- They will all run at the same time
- The load will be distributed by your OS to be worked on as many cores as there are available. The time might not be proportional to the number of threads. Here is a silly example why. Assume you have one job that you want to do three times, and it takes the same amount of time every time (1 unit of time). You have two cores. Assume there is nothing else running.
- Case one: you only have one thread. In this case, the thread runs on one core, and the whole thing takes 3 units of time to complete. Total time: 3
- Case two: You have two threads. In one unit of time, the job gets done twice (once per core). You then have to wait a whole unit of time for the third iteration to complete. Total time: 2
- Case 3: You have 3 threads. Your OS will try and make everything fair, and so will split up the time evenly between the three processes. By then end of unit 1, NONE of them will be completed. By unit 2 they will all be done. (see case above).

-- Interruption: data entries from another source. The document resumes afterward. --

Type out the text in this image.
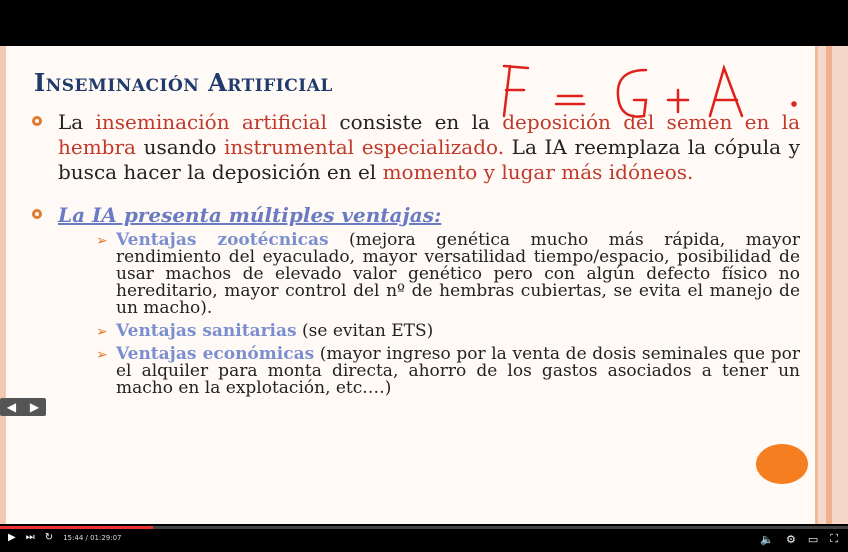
Inseminación Artificial
La inseminación artificial consiste en la deposición del semen en la hembra usando instrumental especializado. La IA reemplaza la cópula y busca hacer la deposición en el momento y lugar más idóneos.
La IA presenta múltiples ventajas:
➢ Ventajas zootécnicas (mejora genética mucho más rápida, mayor rendimiento del eyaculado, mayor versatilidad tiempo/espacio, posibilidad de usar machos de elevado valor genético pero con algún defecto físico no hereditario, mayor control del nº de hembras cubiertas, se evita el manejo de un macho).
➢ Ventajas sanitarias (se evitan ETS)
➢ Ventajas económicas (mayor ingreso por la venta de dosis seminales que por el alquiler para monta directa, ahorro de los gastos asociados a tener un macho en la explotación, etc.…)
◀ ▶
▶ ⏭ ↻ 15:44 / 01:29:07	🔈 ⚙ ▭ ⛶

Total time: 2
Starting more threads will not really hurt your performance much (the cost of starting a thread is less than 1MB) but it might not help either.
The only way to know what would be faster to do is it test it, but use the following rules as a guide: Use at least the same number of threads as you have cores. Additionally, if process has lots and lots of memory access all over the place it may actually be faster to have more threads than cores (memory access is very slow compared to executing other instructions, and the OS will fill the time with real execution of something else that does not have to wait).